SKILL.md source (frontmatter + body)
---
name: access-nominatim.openstreetmap.org
description: When the user asks "where is X?", wants coordinates for a place name, needs to turn coordinates into an address, or wants to resolve an OSM object ID — reach for Nominatim over OpenStreetMap data. Geocoding and reverse geocoding, unauthenticated, one call per second.
---
## When to use this skill
When the user asks "where is X?", wants coordinates for a place name, needs to turn coordinates into an address, or wants to resolve an OpenStreetMap object ID to a place. Nominatim geocodes and reverse-geocodes over OSM data, and it is unusually good at disambiguation — country filters and viewport biasing handle the "which Springfield?" problem in a single call. For routing, elevation profiles, or tile rendering, this is the wrong skill — Nominatim is a geocoder, not a general map service.
## Your best first call
```bash
curl "https://nominatim.openstreetmap.org/search?q=Svalbard&format=jsonv2&addressdetails=1&limit=1"
```
No auth. No key. Returns a JSON array of matching places. Always pass `format=jsonv2` and `addressdetails=1`. Use `limit=1` when you want a single best match.
Key fields an agent uses:
- `lat`, `lon` — coordinates as **strings** (parse before arithmetic)
- `name` — place name in local language
- `display_name` — full address string in local language (e.g. "Svalbard, Norge", not "Svalbard, Norway")
- `addresstype` — the human-facing role of the place (`city`, `town`, `archipelago`); trust this over `category`/`type`, which describe OSM geometry, not the address role
- `address` — structured object whose keys vary by location: Svalbard has only `country`/`country_code`; Iceland adds `county` and `state_district`; most addresses include `city`, `state`, `postcode`
- `boundingbox` — `[south, north, west, east]` as string array
Nominatim returns local-language names by default. Pass `accept-language=en` if you need English.
## Fallbacks (when the best call isn't enough)
- **Coordinates to address (reverse geocoding)** → `/reverse?lat=64.14&lon=21.94&format=jsonv2&addressdetails=1` returns a single place object (not an array). Use when the user has coordinates, not a name.

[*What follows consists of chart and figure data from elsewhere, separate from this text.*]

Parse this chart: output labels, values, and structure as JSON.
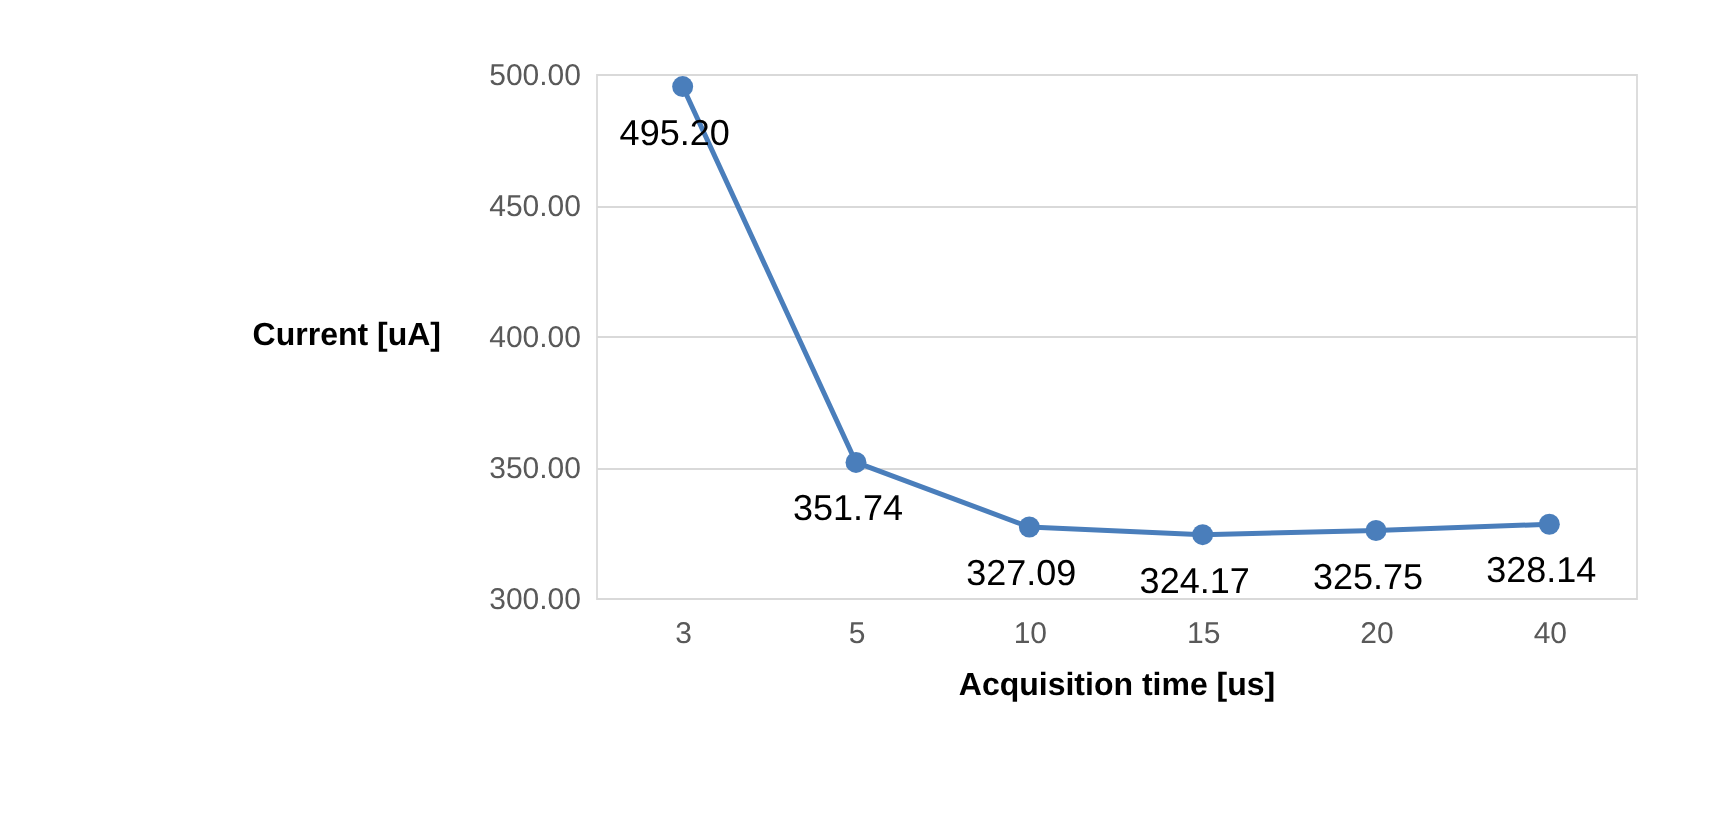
{
  "chart_data": {
    "type": "line",
    "xlabel": "Acquisition time [us]",
    "ylabel": "Current [uA]",
    "categories": [
      "3",
      "5",
      "10",
      "15",
      "20",
      "40"
    ],
    "series": [
      {
        "color": "#4a7ebb",
        "values": [
          495.2,
          351.74,
          327.09,
          324.17,
          325.75,
          328.14
        ],
        "value_labels": [
          "495.20",
          "351.74",
          "327.09",
          "324.17",
          "325.75",
          "328.14"
        ]
      }
    ],
    "ylim": [
      300,
      500
    ],
    "yticks": [
      {
        "value": 300,
        "label": "300.00"
      },
      {
        "value": 350,
        "label": "350.00"
      },
      {
        "value": 400,
        "label": "400.00"
      },
      {
        "value": 450,
        "label": "450.00"
      },
      {
        "value": 500,
        "label": "500.00"
      }
    ],
    "grid": "y",
    "marker": "circle",
    "line_style": "solid"
  }
}
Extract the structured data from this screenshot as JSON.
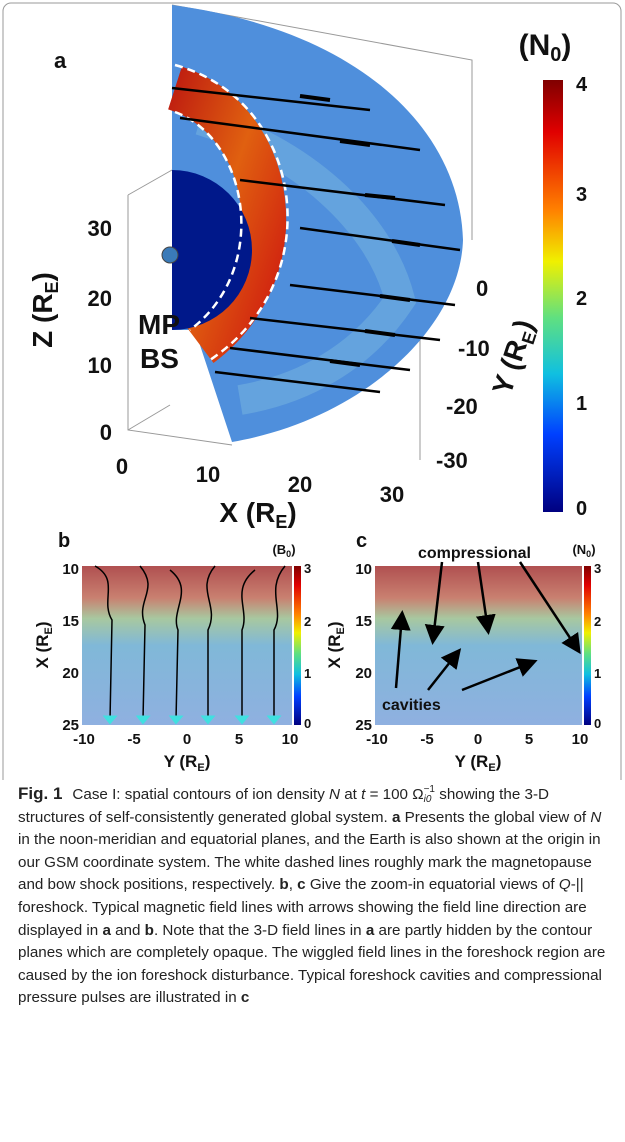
{
  "panel_a": {
    "label": "a",
    "colorbar_unit": [
      "(N",
      "0",
      ")"
    ],
    "colorbar_ticks": [
      "4",
      "3",
      "2",
      "1",
      "0"
    ],
    "z_axis": {
      "label": [
        "Z (R",
        "E",
        ")"
      ],
      "ticks": [
        "30",
        "20",
        "10",
        "0"
      ]
    },
    "x_axis": {
      "label": [
        "X (R",
        "E",
        ")"
      ],
      "ticks": [
        "0",
        "10",
        "20",
        "30"
      ]
    },
    "y_axis": {
      "label": [
        "Y (R",
        "E",
        ")"
      ],
      "ticks": [
        "0",
        "-10",
        "-20",
        "-30"
      ]
    },
    "annotations": [
      "MP",
      "BS"
    ]
  },
  "panel_b": {
    "label": "b",
    "colorbar_unit": [
      "(B",
      "0",
      ")"
    ],
    "colorbar_ticks": [
      "3",
      "2",
      "1",
      "0"
    ],
    "y_axis": {
      "label": [
        "X (R",
        "E",
        ")"
      ],
      "ticks": [
        "10",
        "15",
        "20",
        "25"
      ]
    },
    "x_axis": {
      "label": [
        "Y (R",
        "E",
        ")"
      ],
      "ticks": [
        "-10",
        "-5",
        "0",
        "5",
        "10"
      ]
    }
  },
  "panel_c": {
    "label": "c",
    "colorbar_unit": [
      "(N",
      "0",
      ")"
    ],
    "colorbar_ticks": [
      "3",
      "2",
      "1",
      "0"
    ],
    "y_axis": {
      "label": [
        "X (R",
        "E",
        ")"
      ],
      "ticks": [
        "10",
        "15",
        "20",
        "25"
      ]
    },
    "x_axis": {
      "label": [
        "Y (R",
        "E",
        ")"
      ],
      "ticks": [
        "-10",
        "-5",
        "0",
        "5",
        "10"
      ]
    },
    "annotations": [
      "compressional",
      "cavities"
    ]
  },
  "caption": {
    "segments": [
      "Fig. 1",
      "Case I: spatial contours of ion density ",
      "N",
      " at ",
      "t",
      " = 100 Ω",
      "−1",
      "i0",
      " showing the 3-D structures of self-consistently generated global system. ",
      "a",
      " Presents the global view of ",
      "N",
      " in the noon-meridian and equatorial planes, and the Earth is also shown at the origin in our GSM coordinate system. The white dashed lines roughly mark the magnetopause and bow shock positions, respectively. ",
      "b",
      ", ",
      "c",
      " Give the zoom-in equatorial views of ",
      "Q",
      "-|| foreshock. Typical magnetic field lines with arrows showing the field line direction are displayed in ",
      "a",
      " and ",
      "b",
      ". Note that the 3-D field lines in ",
      "a",
      " are partly hidden by the contour planes which are completely opaque. The wiggled field lines in the foreshock region are caused by the ion foreshock disturbance. Typical foreshock cavities and compressional pressure pulses are illustrated in ",
      "c"
    ]
  }
}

- **OSM object ID to place** → `/lookup?osm_ids=R2963542&format=jsonv2&addressdetails=1` resolves OSM IDs directly. Prefix `N` for nodes, `W` for ways, `R` for relations. Fastest path when you already have an `osm_type`+`osm_id` from a previous response.
## Pitfalls
- `/search` with no `q` and no structured parameters silently returns the Nominatim HTML demo page, not JSON and not an error. Always include `format=jsonv2` to force API mode.
- `format` defaults to `jsonv2` for `/search` and `/reverse`, but to `xml` for `/lookup`. Always pass `format=jsonv2` explicitly — the older `json` format lacks `category`, `type`, `addresstype`, and `name`.
- Unauthenticated use is rate-limited to 1 request per second, enforced with 429 responses. Add an `email` parameter for higher throughput — Nominatim operators whitelist known applications.
- `address` keys are not fixed across results. Svalbard collapses to just `country`/`country_code`; a typical European town includes `city`, `state`, `postcode`, `country`. Don't assume a key exists — check for its presence.
## One-line summary for the user
I can geocode place names to coordinates and reverse-geocode coordinates to addresses using Nominatim over OpenStreetMap data — unauthenticated, one request per second, and addresses come back in the local language by default.